Die smarten Alarmanlagen zum Selbsteinbau schützen laut diverser Praxistests zuverlässig vor klassischen Einbruchversuchen, bei denen eine Person versucht durch Fenster oder Türen einzudringen. Ein Smart-System informiert die Bewohner direkt auf dem Handy. Dies ist sinnvoll, da die meisten Einbruchsversuche dann erfolgen, wenn niemand zu Hause ist. Wenn jemand allerdings professionelle Einbrecher befürchtet, die schon im Vorfeld gezielt Daten ausspionieren oder als Gast die Alarmanlage manipulieren, dann benötigt man ein professionelles System, welches auch von Spezialisten auf dem Gebiet installiert wird. Eine solche Anlage kostet allerdings mehrere tausend Euro.

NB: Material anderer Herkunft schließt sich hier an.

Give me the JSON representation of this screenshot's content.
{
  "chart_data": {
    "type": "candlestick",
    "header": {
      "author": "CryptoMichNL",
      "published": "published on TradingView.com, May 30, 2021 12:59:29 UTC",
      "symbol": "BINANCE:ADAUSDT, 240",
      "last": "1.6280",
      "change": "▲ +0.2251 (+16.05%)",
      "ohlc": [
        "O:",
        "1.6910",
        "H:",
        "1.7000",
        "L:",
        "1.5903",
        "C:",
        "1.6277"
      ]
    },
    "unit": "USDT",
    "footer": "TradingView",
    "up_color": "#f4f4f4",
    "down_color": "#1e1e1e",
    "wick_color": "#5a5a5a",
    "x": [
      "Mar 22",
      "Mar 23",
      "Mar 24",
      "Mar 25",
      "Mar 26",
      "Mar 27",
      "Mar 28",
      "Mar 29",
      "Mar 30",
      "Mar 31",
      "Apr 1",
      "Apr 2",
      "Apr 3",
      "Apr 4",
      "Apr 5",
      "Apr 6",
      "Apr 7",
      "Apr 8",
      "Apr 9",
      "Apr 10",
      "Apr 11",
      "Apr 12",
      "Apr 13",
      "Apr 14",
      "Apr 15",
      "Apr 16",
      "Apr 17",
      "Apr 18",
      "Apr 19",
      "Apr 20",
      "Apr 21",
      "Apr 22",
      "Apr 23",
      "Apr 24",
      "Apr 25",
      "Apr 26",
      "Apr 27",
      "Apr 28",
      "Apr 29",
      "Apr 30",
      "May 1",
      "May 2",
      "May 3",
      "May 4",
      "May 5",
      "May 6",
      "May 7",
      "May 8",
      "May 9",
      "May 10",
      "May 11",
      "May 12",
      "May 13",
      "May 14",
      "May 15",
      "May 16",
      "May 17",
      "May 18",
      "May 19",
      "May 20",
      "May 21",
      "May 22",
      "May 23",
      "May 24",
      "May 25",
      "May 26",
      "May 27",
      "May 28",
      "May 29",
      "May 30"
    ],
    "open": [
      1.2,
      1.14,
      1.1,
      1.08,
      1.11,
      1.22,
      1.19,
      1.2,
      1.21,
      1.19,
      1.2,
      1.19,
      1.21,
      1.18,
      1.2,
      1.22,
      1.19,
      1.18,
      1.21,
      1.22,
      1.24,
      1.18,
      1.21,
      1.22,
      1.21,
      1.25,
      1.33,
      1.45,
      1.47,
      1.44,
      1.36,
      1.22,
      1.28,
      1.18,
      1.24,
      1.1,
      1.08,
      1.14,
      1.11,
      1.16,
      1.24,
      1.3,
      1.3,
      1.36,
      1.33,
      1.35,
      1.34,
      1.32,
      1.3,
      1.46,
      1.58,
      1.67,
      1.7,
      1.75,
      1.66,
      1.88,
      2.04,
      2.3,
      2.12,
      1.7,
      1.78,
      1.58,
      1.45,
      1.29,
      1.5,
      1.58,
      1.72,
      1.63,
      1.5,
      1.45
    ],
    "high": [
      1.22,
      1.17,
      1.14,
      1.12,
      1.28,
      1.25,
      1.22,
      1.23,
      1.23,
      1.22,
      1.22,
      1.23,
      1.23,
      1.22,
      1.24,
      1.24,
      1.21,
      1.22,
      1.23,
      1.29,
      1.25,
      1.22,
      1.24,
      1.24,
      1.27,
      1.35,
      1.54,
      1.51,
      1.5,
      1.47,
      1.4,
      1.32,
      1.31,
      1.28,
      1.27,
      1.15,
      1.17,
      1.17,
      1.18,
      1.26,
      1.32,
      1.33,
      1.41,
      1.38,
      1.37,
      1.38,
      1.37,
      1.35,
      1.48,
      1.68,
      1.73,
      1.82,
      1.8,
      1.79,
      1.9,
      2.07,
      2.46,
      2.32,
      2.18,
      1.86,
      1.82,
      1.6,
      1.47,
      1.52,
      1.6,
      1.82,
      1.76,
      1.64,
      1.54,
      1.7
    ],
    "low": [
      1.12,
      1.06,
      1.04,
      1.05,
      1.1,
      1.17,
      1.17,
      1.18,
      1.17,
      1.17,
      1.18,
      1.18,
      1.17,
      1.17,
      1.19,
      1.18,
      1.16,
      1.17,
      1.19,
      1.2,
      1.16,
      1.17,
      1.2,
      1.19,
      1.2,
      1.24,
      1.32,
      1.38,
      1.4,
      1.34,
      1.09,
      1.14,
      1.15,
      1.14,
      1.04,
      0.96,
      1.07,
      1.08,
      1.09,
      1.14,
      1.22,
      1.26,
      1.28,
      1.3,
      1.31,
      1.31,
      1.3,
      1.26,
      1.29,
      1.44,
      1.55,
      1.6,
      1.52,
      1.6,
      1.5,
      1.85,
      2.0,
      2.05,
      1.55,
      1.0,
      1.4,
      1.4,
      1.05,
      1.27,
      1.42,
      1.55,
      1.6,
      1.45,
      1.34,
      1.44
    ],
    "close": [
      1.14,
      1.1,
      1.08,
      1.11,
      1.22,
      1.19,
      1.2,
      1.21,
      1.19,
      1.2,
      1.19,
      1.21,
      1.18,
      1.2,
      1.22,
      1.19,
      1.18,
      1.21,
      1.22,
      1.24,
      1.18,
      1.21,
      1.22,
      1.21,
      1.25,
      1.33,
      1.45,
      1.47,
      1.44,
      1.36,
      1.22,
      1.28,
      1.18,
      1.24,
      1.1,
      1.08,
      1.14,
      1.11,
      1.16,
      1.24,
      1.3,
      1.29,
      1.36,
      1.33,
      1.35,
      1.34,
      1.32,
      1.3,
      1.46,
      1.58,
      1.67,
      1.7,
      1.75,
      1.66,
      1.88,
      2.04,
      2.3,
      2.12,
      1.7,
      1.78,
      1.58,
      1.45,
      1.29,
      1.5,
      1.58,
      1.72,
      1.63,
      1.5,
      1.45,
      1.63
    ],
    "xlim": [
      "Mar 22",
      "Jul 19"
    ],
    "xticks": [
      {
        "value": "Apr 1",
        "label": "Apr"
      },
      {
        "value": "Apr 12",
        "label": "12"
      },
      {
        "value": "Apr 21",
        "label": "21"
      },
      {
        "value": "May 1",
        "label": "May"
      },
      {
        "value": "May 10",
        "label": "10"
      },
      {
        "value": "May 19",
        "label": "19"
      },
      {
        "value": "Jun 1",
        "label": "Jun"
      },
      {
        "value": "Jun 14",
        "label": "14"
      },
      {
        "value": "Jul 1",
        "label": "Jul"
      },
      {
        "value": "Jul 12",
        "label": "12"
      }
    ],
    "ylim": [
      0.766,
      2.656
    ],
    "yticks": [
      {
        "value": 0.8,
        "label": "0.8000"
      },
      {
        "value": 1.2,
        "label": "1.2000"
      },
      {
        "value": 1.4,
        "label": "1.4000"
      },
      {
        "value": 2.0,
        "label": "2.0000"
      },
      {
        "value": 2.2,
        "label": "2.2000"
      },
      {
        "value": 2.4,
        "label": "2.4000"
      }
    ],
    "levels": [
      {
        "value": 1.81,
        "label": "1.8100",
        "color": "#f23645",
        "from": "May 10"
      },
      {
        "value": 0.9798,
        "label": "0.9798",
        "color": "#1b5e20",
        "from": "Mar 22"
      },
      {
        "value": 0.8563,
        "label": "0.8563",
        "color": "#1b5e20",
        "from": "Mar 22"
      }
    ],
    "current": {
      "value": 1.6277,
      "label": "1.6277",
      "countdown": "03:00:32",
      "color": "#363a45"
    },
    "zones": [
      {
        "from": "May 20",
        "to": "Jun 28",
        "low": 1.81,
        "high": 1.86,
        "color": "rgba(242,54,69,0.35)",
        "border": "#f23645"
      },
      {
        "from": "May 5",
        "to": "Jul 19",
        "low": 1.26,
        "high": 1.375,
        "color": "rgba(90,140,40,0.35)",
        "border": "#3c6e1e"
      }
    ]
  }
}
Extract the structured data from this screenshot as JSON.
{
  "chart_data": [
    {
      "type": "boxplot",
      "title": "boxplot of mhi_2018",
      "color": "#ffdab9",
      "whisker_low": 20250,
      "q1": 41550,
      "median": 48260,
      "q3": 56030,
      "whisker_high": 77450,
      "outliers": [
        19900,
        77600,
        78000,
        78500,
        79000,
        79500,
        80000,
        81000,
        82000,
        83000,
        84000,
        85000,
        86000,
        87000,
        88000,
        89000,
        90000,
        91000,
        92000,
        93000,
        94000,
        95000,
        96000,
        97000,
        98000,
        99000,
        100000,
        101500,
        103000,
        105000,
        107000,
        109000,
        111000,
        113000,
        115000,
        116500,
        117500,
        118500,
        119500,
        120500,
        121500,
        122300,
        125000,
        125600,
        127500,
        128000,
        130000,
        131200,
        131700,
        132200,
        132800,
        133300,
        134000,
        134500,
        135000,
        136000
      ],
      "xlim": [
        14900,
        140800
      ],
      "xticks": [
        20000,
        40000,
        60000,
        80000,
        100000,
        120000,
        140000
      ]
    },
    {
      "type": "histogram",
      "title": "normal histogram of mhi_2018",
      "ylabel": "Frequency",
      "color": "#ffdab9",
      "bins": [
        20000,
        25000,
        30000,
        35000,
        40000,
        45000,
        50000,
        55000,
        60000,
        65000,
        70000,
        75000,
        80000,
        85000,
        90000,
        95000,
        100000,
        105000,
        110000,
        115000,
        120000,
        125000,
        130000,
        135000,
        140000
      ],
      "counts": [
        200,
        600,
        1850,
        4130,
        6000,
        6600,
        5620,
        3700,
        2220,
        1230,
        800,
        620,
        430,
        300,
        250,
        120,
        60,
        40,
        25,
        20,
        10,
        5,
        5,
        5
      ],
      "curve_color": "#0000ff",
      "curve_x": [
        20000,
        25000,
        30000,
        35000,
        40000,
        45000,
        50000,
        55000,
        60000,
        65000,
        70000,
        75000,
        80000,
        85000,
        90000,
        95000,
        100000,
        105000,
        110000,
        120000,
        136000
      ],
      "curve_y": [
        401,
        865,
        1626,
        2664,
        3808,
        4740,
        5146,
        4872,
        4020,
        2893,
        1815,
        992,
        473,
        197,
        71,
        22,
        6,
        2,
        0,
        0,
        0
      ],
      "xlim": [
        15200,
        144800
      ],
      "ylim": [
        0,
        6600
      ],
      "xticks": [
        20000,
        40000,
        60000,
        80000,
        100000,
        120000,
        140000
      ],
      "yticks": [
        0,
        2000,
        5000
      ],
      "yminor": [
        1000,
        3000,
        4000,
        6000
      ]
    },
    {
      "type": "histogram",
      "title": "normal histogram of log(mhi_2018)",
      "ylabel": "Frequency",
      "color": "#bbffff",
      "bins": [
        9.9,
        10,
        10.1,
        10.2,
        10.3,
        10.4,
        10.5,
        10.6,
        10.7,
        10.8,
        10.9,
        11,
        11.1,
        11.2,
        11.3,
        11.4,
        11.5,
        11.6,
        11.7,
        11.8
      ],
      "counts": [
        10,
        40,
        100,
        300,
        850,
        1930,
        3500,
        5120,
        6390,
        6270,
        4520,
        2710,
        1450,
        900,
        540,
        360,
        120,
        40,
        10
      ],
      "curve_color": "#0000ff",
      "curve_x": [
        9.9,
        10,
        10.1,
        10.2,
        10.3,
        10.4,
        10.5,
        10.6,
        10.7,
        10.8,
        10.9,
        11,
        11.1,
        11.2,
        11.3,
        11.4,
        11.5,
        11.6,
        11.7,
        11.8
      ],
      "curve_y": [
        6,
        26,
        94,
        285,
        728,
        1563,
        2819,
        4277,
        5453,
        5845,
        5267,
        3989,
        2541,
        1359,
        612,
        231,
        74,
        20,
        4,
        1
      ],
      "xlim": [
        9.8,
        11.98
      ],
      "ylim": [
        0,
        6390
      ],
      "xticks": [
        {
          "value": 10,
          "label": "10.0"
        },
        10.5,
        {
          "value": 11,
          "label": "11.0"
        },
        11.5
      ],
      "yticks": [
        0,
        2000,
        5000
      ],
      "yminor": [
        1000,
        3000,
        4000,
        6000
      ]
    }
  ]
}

Was ist in der Zukunft von Alarmanlagen zu erwarten?

Es gibt auf dem Markt besonders zwei Bereiche, die schon verfügbar sind, aber sicherlich noch ausgebaut werden. Zum einen ist es die Sprachsteuerung. So lässt sich die Blaupunkt Funk Alarmanlage Q3200 (310 Euro) beispielsweise auch über Alexa bedienen.

Zum anderen geht der Trend hin zur Gesichtserkennung. Eins der ersten Produkte auf dem Markt ist diesbezüglich das Modell BoddyGuard`s FLARE (499 Euro). So kann die Alarmanlage permanent eingeschaltet bleiben und erkennt Bewohner, Familie und Freunde. Laut einem Test des Fernsehmagazins Taff werden die gespeicherten Personen auch mit Sonnenbrille und Perücke erkannt. Bei fremden Personen wird ein Alarm ausgelöst und der Besitzer bekommt die Videobilder der Überwachungskamera auf sein Smartphone gesendet.

Wer sich unsicher ist, wie Umfangreich das gewünschte Alarmsystem ausgestattet sein soll und wo im eigenen Heim die Schwachstellen sind, der kann sich bei Polizei-Beratung.de fachmännischen und kostenlosen Rat einholen.